Phenology-Aware In-Season Yield Estimation Through Multispectral Imagery & Deep Networks
Agricultural productivity is fundamental for global food security amid population growth and climate variability. With an ever-rising demand for sustainable farming, efficient crop monitoring solutions increasingly rely on data-centric approaches and growth simulation techniques. Understanding crop phenology is key to agronomic planning and yield optimization. It involves studying the growth stages of crops and how they interact with environmental conditions. It significantly influences decisions related to irrigation, fertilization, pest control, disease control, and harvesting. Accurate large-scale phenological estimation facilitates optimal resource use, cost reduction, and inter-variety performance analysis. However, traditional approaches such as manual field observations are highly time-consuming. Moreover, they are prone to error and spatial limitations, highlighting the need for scalable and precise phenological monitoring.

Phenology is a fundamental factor influencing yield formation, crop health, and stress response mechanisms. Crop health is closely tied to phenology because different growth stages exhibit varying levels of vulnerability to biotic and abiotic stressors. Flowering and grain-filling stages are particularly susceptible to drought and disease pressure. The ability to precisely track phenological transitions enables agronomists to make decisions that directly impact productivity in high-throughput phenotyping programs. The timing and duration of phenological stages affect the efficiency of critical agronomic interventions, including but not limited to irrigation, fertilization, pest & disease management, and harvest planning. Different growth stages have varying water requirements. Accurate phenology estimation ensures that irrigation is applied at the right time, preventing water stress or overuse. Nutrient demand fluctuates throughout the growing season. A phenology-aware fertilization strategy enhances nutrient uptake efficiency, reducing excess fertilizer application and its environmental impact. Certain phenological stages are more susceptible to pests, diseases, and abiotic stressors. Early detection enables timely preventive measures. Furthermore, harvest timing is critical for maximizing yield quality and minimizing losses. An understanding of phenology ensures optimal scheduling. Given the importance of phenology in yield formation, the ability to estimate these stages non-destructively, accurately, and at scale is highly valuable in agricultural monitoring.

Accurate crop yield prediction is one of the most sought-after goals in agricultural research and farming. Traditional yield estimation methods primarily rely on two things: (1) statistical models that do not adapt well to current climatic variations and (2) final-stage yield assessments, which only provide relevant information after harvest. In-season yield estimation, however, enables dynamic decision-making, allowing farmers and policymakers to predict and optimize yield outcomes before harvest. Estimating yield at various growth stages helps identify crop stress early and also supports better resource use and supply chain planning. Detecting yield-affecting stress factors (drought, nutrient deficiencies, pest infestations) in real-time enables timely interventions. Farmers can adjust fertilizer, pesticide, and irrigation applications based on yield forecasts, reducing waste and costs. Governments, exporters, and agribusinesses can forecast grain production, helping in trade and storage decisions. To improve in-season yield estimation, it is critical to incorporate phenological information, as different stages contribute differently to final grain formation. By integrating phenology-aware features into yield models, more robust, generalizable, and high-precision predictions are made possible.

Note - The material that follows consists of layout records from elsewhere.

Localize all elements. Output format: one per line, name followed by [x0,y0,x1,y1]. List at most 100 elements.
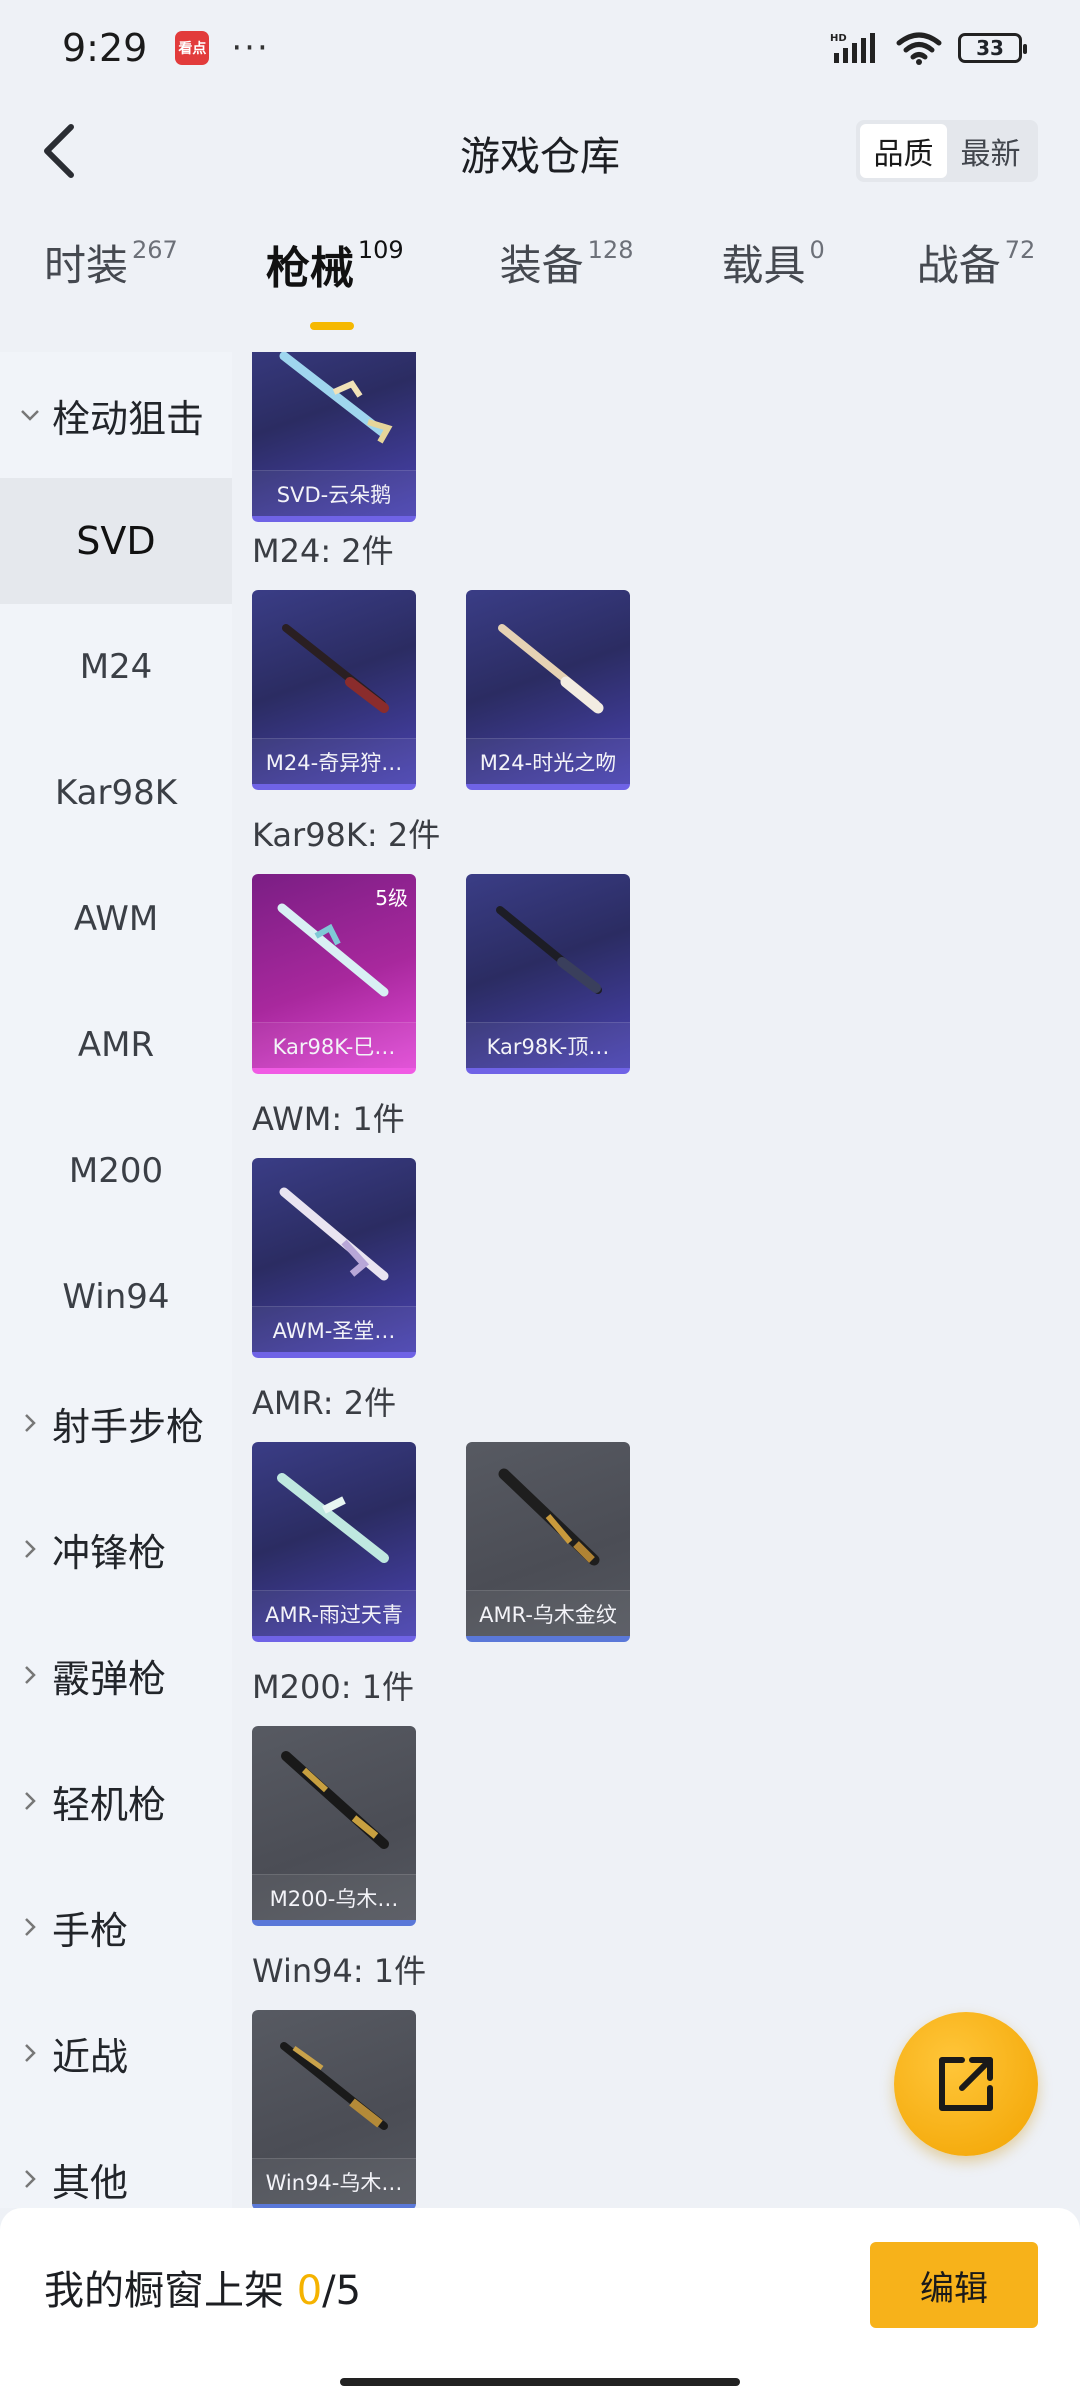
skin-card[interactable]: AMR-乌木金纹 [466,1442,630,1642]
sort-quality-button[interactable]: 品质 [860,124,947,178]
showcase-current: 0 [296,2268,323,2314]
tab-label: 装备 [499,241,584,290]
sidebar-item-m24[interactable]: M24 [0,604,232,730]
sidebar-group-other[interactable]: 其他 [0,2116,232,2208]
skin-card[interactable]: AMR-雨过天青 [252,1442,416,1642]
section-title: AWM: 1件 [252,1100,405,1138]
status-icons: HD 33 [830,31,1027,65]
chevron-down-icon [18,403,42,427]
sidebar-item-win94[interactable]: Win94 [0,1234,232,1360]
weapon-category-sidebar: 栓动狙击 SVD M24 Kar98K AWM AMR M200 Win94 射… [0,352,232,2208]
status-time: 9:29 [62,26,148,70]
sidebar-group-lmg[interactable]: 轻机枪 [0,1738,232,1864]
tab-count: 0 [809,236,825,264]
sort-latest-button[interactable]: 最新 [947,124,1034,178]
sidebar-item-svd[interactable]: SVD [0,478,232,604]
skin-card[interactable]: M200-乌木… [252,1726,416,1926]
rifle-icon [279,1187,389,1281]
chevron-right-icon [18,2041,42,2065]
sidebar-item-amr[interactable]: AMR [0,982,232,1108]
rifle-icon [277,1473,389,1563]
battery-icon: 33 [958,33,1027,63]
rifle-icon [282,624,389,713]
tab-vehicles[interactable]: 载具 0 [721,232,824,332]
section-title: Kar98K: 2件 [252,816,441,854]
sidebar-group-label: 射手步枪 [52,1404,205,1449]
showcase-total: /5 [322,2268,362,2314]
chevron-right-icon [18,1789,42,1813]
chevron-right-icon [18,2167,42,2191]
sidebar-group-label: 近战 [52,2034,129,2079]
chevron-right-icon [18,1663,42,1687]
tab-supplies[interactable]: 战备 72 [917,232,1036,332]
skin-card[interactable]: Kar98K-顶… [466,874,630,1074]
sidebar-item-awm[interactable]: AWM [0,856,232,982]
tab-firearms[interactable]: 枪械 109 [266,232,404,332]
sidebar-group-melee[interactable]: 近战 [0,1990,232,2116]
active-tab-indicator [309,322,354,330]
chevron-right-icon [18,1411,42,1435]
showcase-bar: 我的橱窗上架 0/5 编辑 [0,2208,1080,2400]
skin-card[interactable]: M24-时光之吻 [466,590,630,790]
sidebar-group-bolt-action[interactable]: 栓动狙击 [0,352,232,478]
skin-name: M24-奇异狩… [252,738,416,784]
app-notification-icon: 看点 [175,31,210,65]
skin-name: Kar98K-顶… [466,1022,630,1068]
sidebar-group-label: 霰弹枪 [52,1656,167,1701]
share-icon [939,2057,993,2111]
skin-name: Kar98K-巳… [252,1022,416,1068]
section-title: Win94: 1件 [252,1952,427,1990]
skin-name: AWM-圣堂… [252,1306,416,1352]
edit-button[interactable]: 编辑 [870,2242,1038,2328]
tab-label: 枪械 [265,243,354,294]
rifle-icon [280,2042,388,2130]
sidebar-group-pistol[interactable]: 手枪 [0,1864,232,1990]
share-button[interactable] [894,2012,1038,2156]
weapon-skin-list: SVD-云朵鹅 M24: 2件 M24-奇异狩… M24-时光之吻 Kar98K… [232,352,1080,2208]
tab-label: 时装 [44,241,129,290]
sidebar-item-kar98k[interactable]: Kar98K [0,730,232,856]
tab-fashion[interactable]: 时装 267 [44,232,178,332]
tab-count: 267 [132,236,178,264]
status-bar: 9:29 看点 ··· HD 33 [0,0,1080,96]
svg-text:HD: HD [830,33,847,44]
skin-card[interactable]: 5级 Kar98K-巳… [252,874,416,1074]
sidebar-group-shotgun[interactable]: 霰弹枪 [0,1612,232,1738]
skin-name: AMR-雨过天青 [252,1590,416,1636]
signal-icon: HD [830,33,875,63]
showcase-count: 我的橱窗上架 0/5 [44,2258,361,2316]
section-title: AMR: 2件 [252,1384,397,1422]
more-notifications-icon: ··· [231,28,270,68]
rifle-icon [281,1751,389,1849]
skin-level-badge: 5级 [375,886,408,910]
skin-card[interactable]: AWM-圣堂… [252,1158,416,1358]
skin-name: M24-时光之吻 [466,738,630,784]
rifle-icon [279,352,393,444]
tab-label: 战备 [916,241,1001,290]
sidebar-group-label: 栓动狙击 [52,396,205,441]
tab-count: 72 [1004,236,1036,264]
sidebar-group-label: 轻机枪 [52,1782,167,1827]
sidebar-item-m200[interactable]: M200 [0,1108,232,1234]
sidebar-group-dmr[interactable]: 射手步枪 [0,1360,232,1486]
sidebar-group-label: 冲锋枪 [52,1530,167,1575]
category-tabs: 时装 267 枪械 109 装备 128 载具 0 战备 72 [0,232,1080,352]
skin-card[interactable]: Win94-乌木… [252,2010,416,2208]
skin-name: Win94-乌木… [252,2158,416,2204]
chevron-right-icon [18,1537,42,1561]
sidebar-group-label: 手枪 [52,1908,129,1953]
sidebar-group-label: 其他 [52,2160,129,2205]
section-title: M24: 2件 [252,532,394,570]
tab-label: 载具 [721,241,806,290]
section-title: M200: 1件 [252,1668,415,1706]
skin-card[interactable]: SVD-云朵鹅 [252,352,416,522]
rifle-icon [498,624,604,714]
skin-name: M200-乌木… [252,1874,416,1920]
header: 游戏仓库 品质 最新 [0,96,1080,206]
battery-level: 33 [976,36,1004,60]
rifle-icon [496,906,602,994]
sidebar-group-smg[interactable]: 冲锋枪 [0,1486,232,1612]
home-indicator[interactable] [340,2378,740,2386]
skin-card[interactable]: M24-奇异狩… [252,590,416,790]
tab-equipment[interactable]: 装备 128 [500,232,634,332]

Traditional phenology assessment and yield forecasting methods face scalability challenges. They also lack spatial consistency across large landscapes. Satellite imagery provides broad coverage but lacks the spatio-temporal resolution for fine-scale phenological variations. Conventional models rely on historical yield records and limited vegetation indices. These models overlook real-time crop progression and show poor adaptability to unseen regions and varying climatic scenarios. Existing yield estimation methods often treat crop development as static, ignoring phenological transitions, which are critical to yield formation. UAV-based phenology-driven yield estimation remains underexplored, with most work focusing on spectral indices while neglecting structural traits. To address these gaps, this paper proposes a phenology-aware, in-season yield estimation framework using UAV multispectral imagery and deep neural models. The proposed approach automates phenological mapping, improves in-season yield forecasting, and segments wheat heads for more reliable grain count estimation.

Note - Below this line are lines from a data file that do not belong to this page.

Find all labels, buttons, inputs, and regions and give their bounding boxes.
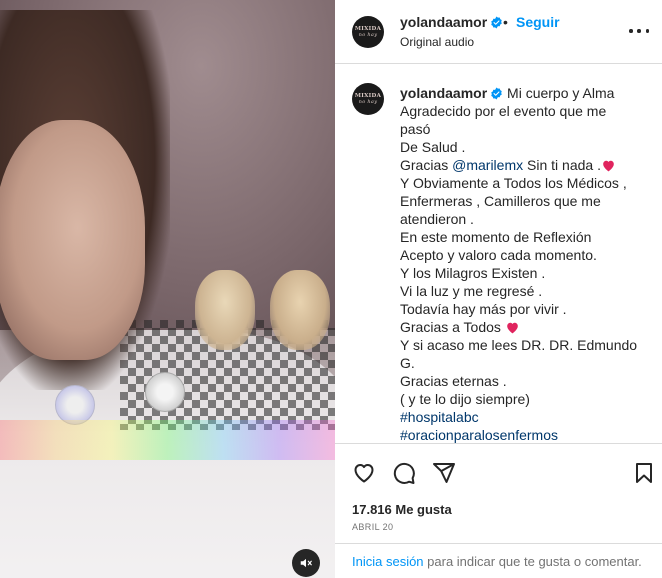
login-prompt-text: para indicar que te gusta o comentar. [423,554,642,569]
caption-line: Sin ti nada . [523,157,601,173]
verified-badge-icon [491,16,502,29]
caption-line: ( y te lo dijo siempre) [400,391,530,407]
caption-line: En este momento de Reflexión [400,229,592,245]
follow-button[interactable]: Seguir [516,14,560,30]
video-background-person-reflection [270,270,330,350]
post-sidebar: MIXIDA no hay yolandaamor • Seguir Origin… [335,0,662,578]
mute-button[interactable] [292,549,320,577]
caption-line: Gracias a Todos [400,319,501,335]
hashtag-link[interactable]: #hospitalabc [400,408,640,426]
red-heart-emoji-icon [506,322,518,334]
post-date: ABRIL 20 [352,522,394,532]
caption-line: Agradecido por el evento que me pasó [400,103,607,137]
muted-speaker-icon [300,558,312,568]
heart-icon[interactable] [352,461,376,485]
avatar-logo-script: no hay [358,32,378,38]
caption-line: De Salud . [400,139,466,155]
hashtag-link[interactable]: #oracionparalosenfermos [400,426,640,443]
caption-line: Y los Milagros Existen . [400,265,546,281]
avatar[interactable]: MIXIDA no hay [352,16,384,48]
caption-line: Mi cuerpo y Alma [507,85,615,101]
audio-label[interactable]: Original audio [400,35,474,49]
share-icon[interactable] [432,461,456,485]
video-sticker [145,372,185,412]
video-background-person [195,270,255,350]
header-username[interactable]: yolandaamor [400,14,503,30]
verified-badge-icon [491,87,502,100]
header-username-text[interactable]: yolandaamor [400,14,487,30]
caption-line: Y si acaso me lees DR. DR. Edmundo G. [400,337,638,371]
video-rainbow-filter [0,420,335,460]
mention-link[interactable]: @marilemx [452,157,523,173]
caption-line: Gracias eternas . [400,373,507,389]
caption-line: Acepto y valoro cada momento. [400,247,597,263]
like-count[interactable]: 17.816 Me gusta [352,502,452,517]
more-options-icon[interactable] [629,24,649,38]
video-sticker [55,385,95,425]
bookmark-icon[interactable] [632,461,656,485]
caption-avatar[interactable]: MIXIDA no hay [352,83,384,115]
caption-line: Vi la luz y me regresé . [400,283,543,299]
avatar-logo-script: no hay [358,99,378,105]
caption-line: Todavía hay más por vivir . [400,301,567,317]
comment-icon[interactable] [392,461,416,485]
login-prompt: Inicia sesión para indicar que te gusta … [335,543,662,578]
caption-username[interactable]: yolandaamor [400,85,487,101]
caption-text: yolandaamor Mi cuerpo y Alma Agradecido … [400,84,640,443]
login-link[interactable]: Inicia sesión [352,554,424,569]
separator-dot: • [503,14,508,30]
red-heart-emoji-icon [603,160,614,172]
post-header: MIXIDA no hay yolandaamor • Seguir Origin… [335,0,662,64]
caption-area: MIXIDA no hay yolandaamor Mi cuerpo y Alm… [335,65,662,443]
caption-line: Y Obviamente a Todos los Médicos , Enfer… [400,175,627,227]
post-video[interactable] [0,0,335,578]
video-face [0,120,145,360]
caption-line: Gracias [400,157,449,173]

The main contributions of this work are: (i) Developing a novel deep network, SPARC (Spatial Phenology Attention and Feature Cross), which captures spatial and cross-feature dependencies to estimate phenological stages from UAV-derived vegetation indices and structural features, (ii) Implementing semi-automated wheat head segmentation using SAM 2-generated masks and a fine-tuned U-Net model for accurate estimation of head coverage and density across plots, (iii) Extracting both phenological and morphological features at the plot level and demonstrating their combined utility in improving in-season yield estimation over conventional spectral-based approaches, and (iv) Validating the proposed pipeline using data collected over 18 timestamps throughout a full wheat growing season. These contributions demonstrate how the combination of phenological and morphological traits can enable scalable and accurate in-season yield estimation.